Situação Geral dos Tribunais

O divórcio litigioso não exige que o propósito de não restabelecer a vida conjugal de uma ou ambas as partes se mantinha por dois anos consecutivos

      A (marido) e B (esposa) casaram-se em 25 de Setembro de 1983. Desde 2011, A não mais regressou à casa de morada de família e mantinha uma relação extraconjugal com outra mulher.

      A intentou uma acção de divórcio litigioso contra B no Tribunal Judicial de Base, alegando que os dois viviam em separação desde 2002 e que não havia de ambas as partes o propósito de restabelecer a vida em comum, pelo que pedindo que fosse decretado o divórcio entre as partes por separação de facto por dois anos consecutivos.

      Realizada a audiência de julgamento, o Juízo de Família e de Menores do Tribunal Judicial de Base entendeu que a relação matrimonial só pode ser extinta por fundamento de separação de facto quando se verifique o preenchimento dos requisitos objectivos e subjectivos há mais dois anos. Dado que o Juízo reconheceu o facto de que o Autor não tinha o propósito de restabelecer a vida em comum com a Ré a partir do dia em que intentou a acção de divórcio litigioso, ou seja, 22 de Novembro de 2012, entendeu o mesmo Juízo que até ao dia da conclusão do debate, ou seja, 10 de Novembro de 2014, o requisito subjectivo (propósito de não restabelecer a vida em comum) ainda não completou dois anos, razão pela qual julgou improcedente o pedido de divórcio litigioso.

      Inconformado, o Autor recorreu para o Tribunal de Segunda Instância.

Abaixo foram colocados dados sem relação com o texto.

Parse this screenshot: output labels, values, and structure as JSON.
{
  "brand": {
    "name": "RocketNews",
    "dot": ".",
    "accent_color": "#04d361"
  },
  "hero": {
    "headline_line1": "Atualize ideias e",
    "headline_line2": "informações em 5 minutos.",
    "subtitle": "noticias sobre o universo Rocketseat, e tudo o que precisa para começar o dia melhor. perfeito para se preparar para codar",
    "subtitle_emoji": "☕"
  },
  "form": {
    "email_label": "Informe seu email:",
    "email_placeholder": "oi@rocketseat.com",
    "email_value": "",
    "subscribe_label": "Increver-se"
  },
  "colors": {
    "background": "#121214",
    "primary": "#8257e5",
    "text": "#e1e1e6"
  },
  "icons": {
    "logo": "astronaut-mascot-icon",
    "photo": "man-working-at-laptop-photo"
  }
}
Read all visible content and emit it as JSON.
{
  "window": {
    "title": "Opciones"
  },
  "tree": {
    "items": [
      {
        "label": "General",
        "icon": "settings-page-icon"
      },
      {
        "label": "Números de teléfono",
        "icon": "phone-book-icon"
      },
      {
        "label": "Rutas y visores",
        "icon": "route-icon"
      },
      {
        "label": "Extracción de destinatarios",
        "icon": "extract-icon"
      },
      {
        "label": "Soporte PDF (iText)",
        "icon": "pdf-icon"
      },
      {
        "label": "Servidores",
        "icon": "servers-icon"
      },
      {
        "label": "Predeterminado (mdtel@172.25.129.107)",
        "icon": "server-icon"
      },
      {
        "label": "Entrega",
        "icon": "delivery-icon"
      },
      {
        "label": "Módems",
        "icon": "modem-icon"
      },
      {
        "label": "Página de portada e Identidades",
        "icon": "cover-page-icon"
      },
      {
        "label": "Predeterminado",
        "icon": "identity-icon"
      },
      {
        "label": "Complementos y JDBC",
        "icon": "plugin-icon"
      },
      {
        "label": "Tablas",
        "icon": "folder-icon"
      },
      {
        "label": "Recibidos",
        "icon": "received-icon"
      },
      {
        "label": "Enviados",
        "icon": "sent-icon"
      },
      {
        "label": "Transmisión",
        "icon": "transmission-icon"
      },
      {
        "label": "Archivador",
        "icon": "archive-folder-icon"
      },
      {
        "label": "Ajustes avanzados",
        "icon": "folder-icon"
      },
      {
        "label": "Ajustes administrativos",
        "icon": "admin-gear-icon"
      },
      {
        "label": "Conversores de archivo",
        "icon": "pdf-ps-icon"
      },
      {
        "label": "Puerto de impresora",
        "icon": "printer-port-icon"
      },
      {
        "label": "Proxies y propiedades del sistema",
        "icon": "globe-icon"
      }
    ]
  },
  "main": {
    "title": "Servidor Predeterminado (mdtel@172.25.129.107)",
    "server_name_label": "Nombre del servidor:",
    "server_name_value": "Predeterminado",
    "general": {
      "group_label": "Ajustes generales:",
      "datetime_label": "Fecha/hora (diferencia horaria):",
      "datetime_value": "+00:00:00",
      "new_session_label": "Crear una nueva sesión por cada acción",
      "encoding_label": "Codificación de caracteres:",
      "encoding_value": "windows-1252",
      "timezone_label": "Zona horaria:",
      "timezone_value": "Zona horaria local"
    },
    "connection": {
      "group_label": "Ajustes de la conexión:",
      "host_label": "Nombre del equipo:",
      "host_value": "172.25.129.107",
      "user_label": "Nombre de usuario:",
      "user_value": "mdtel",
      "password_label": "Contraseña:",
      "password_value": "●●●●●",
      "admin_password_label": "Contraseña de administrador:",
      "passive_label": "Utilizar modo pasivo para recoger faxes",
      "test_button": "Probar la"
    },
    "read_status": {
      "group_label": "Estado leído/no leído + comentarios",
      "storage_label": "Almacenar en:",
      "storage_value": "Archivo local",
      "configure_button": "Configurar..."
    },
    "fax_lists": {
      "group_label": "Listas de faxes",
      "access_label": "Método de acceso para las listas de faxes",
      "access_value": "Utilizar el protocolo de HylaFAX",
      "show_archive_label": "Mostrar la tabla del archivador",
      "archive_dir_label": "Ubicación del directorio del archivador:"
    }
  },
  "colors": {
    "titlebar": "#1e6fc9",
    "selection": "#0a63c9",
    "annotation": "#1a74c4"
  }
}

      Apontou o Tribunal de Segunda Instância: segundo o artigo 1637º, al. a) do Código Civil é fundamento do divórcio litigioso a separação de facto por dois anos consecutivos e o artigo 1638º, nº 1 do mesmo Código reza que na acção de divórcio litigioso por separação de facto deve-se pretender e comprovar que não existe comunhão de vida entre os cônjuges e há da parte de ambos, ou de um deles, o propósito de não a restabelecer. Quanto ao requisito subjectivo, ou seja, os factos que envolvem a disposição interior e afectividade, o Tribunal de Segunda Instância entendeu que, geralmente, a vontade de não restabelecer a vida conjugal surgiu gradualmente com o passar do tempo, não sendo fácil determinar o tempo concreto, devendo, por isso, considerar a matéria de facto no reconhecimento de requisitos subjectivos, conjugando com as regras da experiência comum para julgar se há, ou não, de ambas as partes o propósito de não restabelecer a vida conjugal. Entendeu o mesmo Tribunal que “a lei não exige que, para ser julgada procedente a acção de divórcio litigioso, a intenção de não restabelecimento da vida em comum de uma ou de ambas as partes se deva manter durante os dois anos. Foi comprovado que o Autor não regressou mais à casa de morada de família desde 2011, e foi comprovado ainda que o Autor mantém uma relação extraconjugal com outra mulher e não tem vontade de restabelecer a vida conjugal com a Ré”. Analisadas as situações com as regras de experiência comum, o Tribunal de Segunda Instância entendeu que o Autor decidiu deixar a casa de morada de família por ruptura da relação conjugal entre ele e a Ré. Neste caso concreto, o Autor e a Ré deixaram de viver juntos por ruptura da relação conjugal, tal situação tinha mantido por mais de dois anos consecutivos, pelo menos o Autor manifestou a vontade de não restabelecer a vida em comum. Assim sendo, entendeu o Tribunal de Segunda Instância que foram preenchidos os requisitos para o divórcio por separação de facto, julgando procedente o pedido de divórcio apresentado pelo Autor.

      Nos termos expostos, o Tribunal de Segunda Instância julgou procedente o recurso interposto, decretando o divórcio entre o Autor e a Ré.

      Cfr. o acórdão proferido no processo nº 457/2015 do Tribunal de Segunda Instância.